ART FESTIVAL2022.04.27

The 8th edition of the Echigo-Tsumari Art Triennale opens on April 29, 2022

   Having undergone a one-year postponement, the eighth edition of the Echigo-Tsumari Art Triennale will take place over a period of 145 days from April 29 to November 13, 2022, with 263 artists from 38 countries and regions presenting a total of 333 works across a 760 k㎡ satoyama landscape. Among them, 95 artists from 13 countries and regions have produced new work for this occasion.

While the majority of artists participating from overseas had carried out their production remotely due to pandemic, each of their heartfelt efforts have given rise to remarkable results. The former Echigo-Tsumari Satoyama Museum of Contemporary Art, KINARE, which serves as a key facility of the triennale, was renovated into The Museum on Echigo-Tsumari (MonET), with new works by artists such as Nicolas Darrot, Kohei Nawa, , Daido Moriyama, and Marnix de Nijs being permanently installed.

The triennale was initiated in 2000, in an attempt to revitalize areas that were being eroded by the shrinking and aging of their population, the collapse of local communities, and the decline of regional strength. Since then, for more than 20 years, as many artists from Japan and abroad have participated and collaborated with residents and supporters, the Echigo-Tsumari Art Triennale has come to attract worldwide attention in its pioneering efforts for “community development through art.” “Human beings are a part of nature,” which has served as an overarching concept for the triennale, deepens its significance in the midst of the pandemic, and a trip that enables people to experience the local environment and culture while exploring the satoyama landscape with art as a guide, is something that seems to be increasingly sought after.

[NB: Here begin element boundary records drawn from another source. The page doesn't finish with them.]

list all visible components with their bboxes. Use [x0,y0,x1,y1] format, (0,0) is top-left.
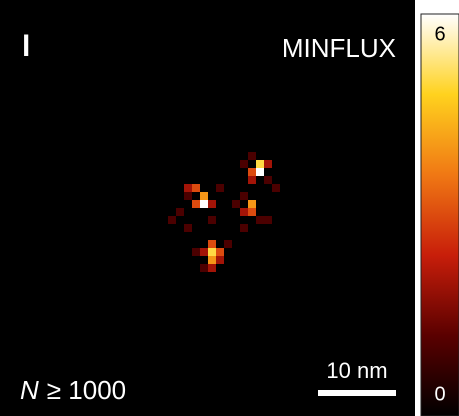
pixel [200,264,208,272]
pixel [200,192,208,200]
pixel [208,264,216,272]
pixel [248,176,256,184]
scale-bar-label: 10 nm [326,358,387,383]
pixel [192,184,200,192]
colorbar-tick-label: 0 [434,383,445,405]
pixel [232,200,240,208]
pixel [216,184,224,192]
annotation: N ≥ 1000 [20,375,126,405]
pixel [216,248,224,256]
pixel [192,248,200,256]
pixel [168,216,176,224]
pixel [256,160,264,168]
pixel [256,216,264,224]
pixel [224,240,232,248]
pixel [200,248,208,256]
pixel [264,216,272,224]
pixel [208,248,216,256]
pixel [240,192,248,200]
colorbar-tick-label: 6 [434,23,445,45]
pixel [208,240,216,248]
pixel [248,168,256,176]
pixel [248,208,256,216]
panel-label: l [22,30,30,63]
colorbar [421,14,459,416]
pixel [208,200,216,208]
pixel [184,192,192,200]
pixel [240,224,248,232]
pixel [248,152,256,160]
pixel [184,184,192,192]
pixel [240,208,248,216]
annotation-symbol: N [20,375,39,405]
annotation-text: ≥ 1000 [47,375,126,405]
pixel [176,208,184,216]
pixel [272,184,280,192]
pixel [264,160,272,168]
pixel [208,216,216,224]
pixel [192,200,200,208]
pixel [208,256,216,264]
pixel [200,200,208,208]
pixel [216,256,224,264]
pixel [184,224,192,232]
figure-panel: l MINFLUX N ≥ 1000 10 nm 0 6 [0,0,459,416]
pixel [240,160,248,168]
page: {"chart_data": {"type": "heatmap", "pane… [0,0,459,416]
image-title: MINFLUX [282,33,396,63]
pixel [256,168,264,176]
pixel [248,200,256,208]
pixel [264,176,272,184]
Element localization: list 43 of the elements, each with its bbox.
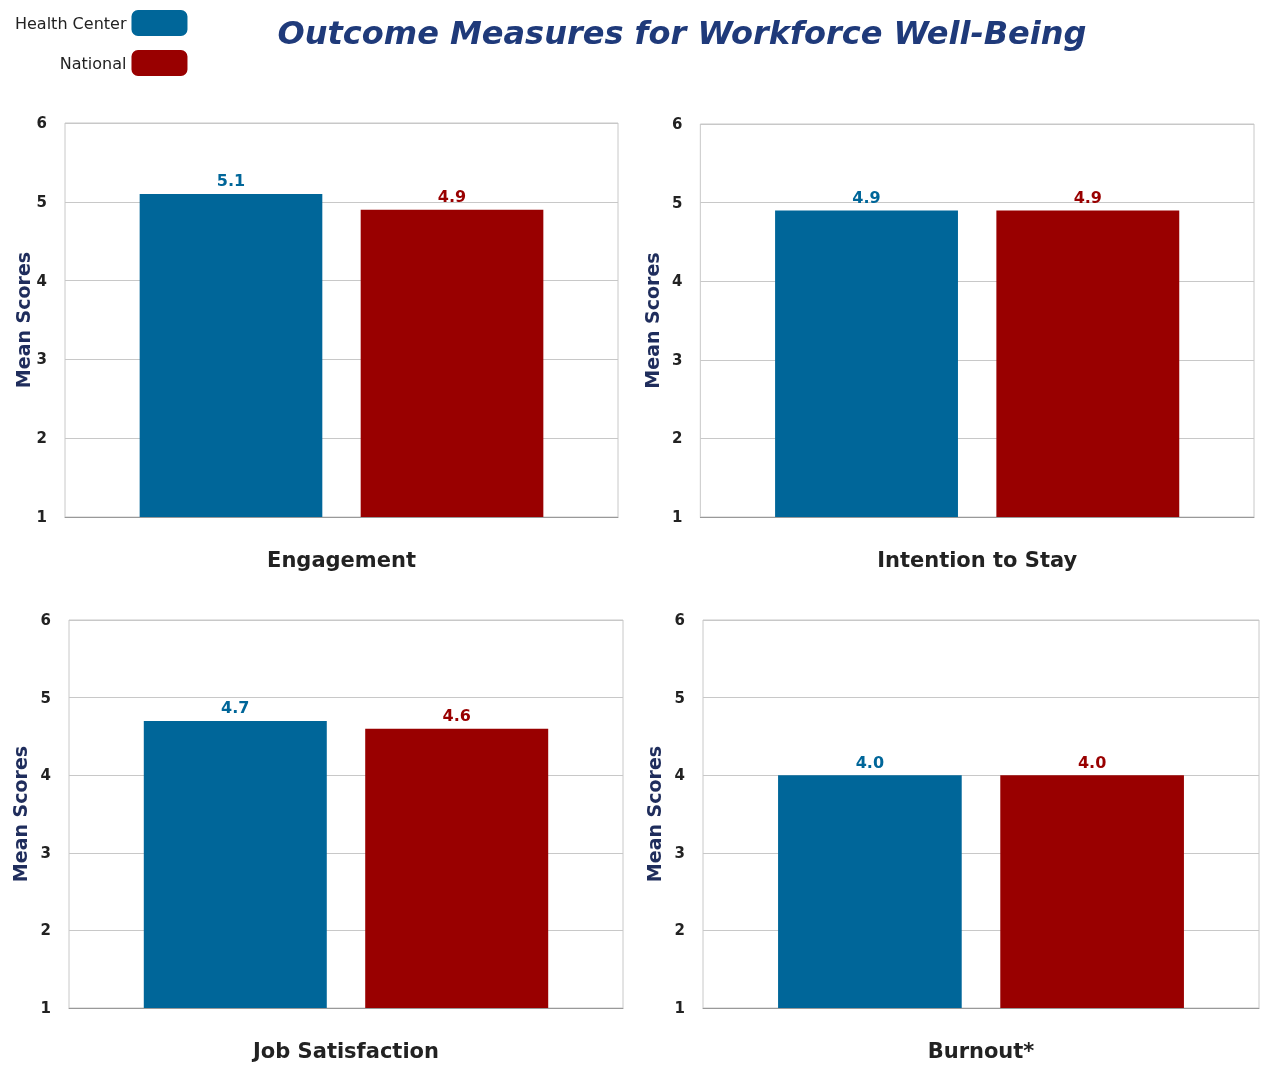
y-tick-label: 3 <box>674 843 685 862</box>
legend-label: National <box>59 53 127 73</box>
y-tick-label: 6 <box>671 115 683 133</box>
y-tick-label: 5 <box>674 688 685 707</box>
y-tick-label: 6 <box>40 611 51 629</box>
data-label: 4.6 <box>442 706 471 726</box>
data-label: 4.7 <box>221 698 250 718</box>
y-tick-label: 4 <box>674 766 685 785</box>
y-tick-label: 1 <box>674 999 685 1017</box>
data-label: 4.0 <box>1077 752 1107 772</box>
y-tick-label: 4 <box>36 271 47 290</box>
y-tick-label: 5 <box>40 688 51 707</box>
y-tick-label: 2 <box>40 921 51 940</box>
y-tick-label: 2 <box>36 429 47 448</box>
y-tick-label: 2 <box>674 921 685 940</box>
x-axis-title: Job Satisfaction <box>251 1038 439 1063</box>
y-tick-label: 5 <box>36 192 47 211</box>
y-axis-title: Mean Scores <box>640 252 663 389</box>
data-label: 4.9 <box>1073 187 1102 207</box>
data-label: 4.0 <box>855 752 885 772</box>
y-tick-label: 3 <box>671 350 683 369</box>
x-axis-title: Engagement <box>267 547 416 572</box>
y-tick-label: 3 <box>40 843 51 862</box>
y-tick-label: 4 <box>671 272 683 291</box>
y-tick-label: 3 <box>36 350 47 369</box>
y-tick-label: 4 <box>40 766 51 785</box>
text: Outcome Measures for Workforce Well-Being <box>277 14 1087 52</box>
y-axis-title: Mean Scores <box>12 251 35 389</box>
x-axis-title: Intention to Stay <box>877 547 1078 572</box>
y-tick-label: 5 <box>671 193 683 212</box>
data-label: 4.9 <box>437 187 467 207</box>
y-tick-label: 6 <box>36 114 47 132</box>
y-tick-label: 1 <box>671 508 683 526</box>
data-label: 4.9 <box>852 187 881 207</box>
y-axis-title: Mean Scores <box>9 745 32 883</box>
x-axis-title: Burnout* <box>927 1038 1035 1063</box>
data-label: 5.1 <box>216 171 246 191</box>
y-axis-title: Mean Scores <box>643 745 666 883</box>
y-tick-label: 2 <box>671 429 683 448</box>
y-tick-label: 1 <box>36 508 47 526</box>
y-tick-label: 1 <box>40 999 51 1017</box>
legend-label: Health Center <box>14 13 127 33</box>
y-tick-label: 6 <box>674 611 685 629</box>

Today the world not only confronts a global environmental crisis including nature’s revolt that had been brought to light through the onset of the COVID-19 pandemic, but also finds itself in the midst of turmoil since its geographical discovery in terms of issues such as colonialism and social disparity. Furthermore, the triennale takes place while the Russian invasion of Ukraine raises the question of whether or not expression can extend beyond national boundaries. The creation of the work The Monument of Tolerance in Echigo-Tsumari at the end of last year on the occasion of the triennale by artists Ilya & Emilia Kabakov, born in the former Soviet Union (current Ukraine) and now based in the United States, appears to be highly symbolic in the context of our present circumstances. In 2000, for the first edition of the triennale, Kabakov created the work The Rice Fields, which combined poetry, landscape, and sculpture to describe the traditional process of rice farming while conveying the lives and hardships of the local people of Tsumari. In 2015 Kabakov produced The Arch of Life, and for this latest edition of the triennale, created the series the Kabakov’s Dreams which consist of four new works. The artist Zhanna Kadyrova, set us her works from Ukraine via Italy.

Ilya and Emilia Kabakov The Monument of Tolerance photo:Osamu Nakamura

  In addition, a series of memorial exhibitions titled “Artists Still Alive in Echigo-Tsumari” will be presented in commemoration of artists such as Christian Boltanski, Jimmie Durham, Jean-Luc Vilmouth, and Hossein Valamanesh, who previously took art in the triennale and have passed away in recent years. Boltanski, who passed away in July last year, has taken part in almost every edition of the triennale since its inauguration. Presented on this occasion in the setting of a forest, is a new work that the artist had conceived for this triennale. It is anticipated for the triennale to serve as a platform that will enable us to listen to the voices of these various individuals who live in our very day and age.

  We would like to express our sincere gratitude to all those both in Japan and overseas who have provided their generous support and cooperation thus far, and hope that the Echigo-Tsumari Art Triennale will be held safely without any issues by building upon the various difficulties and experiences that we have overcome in past.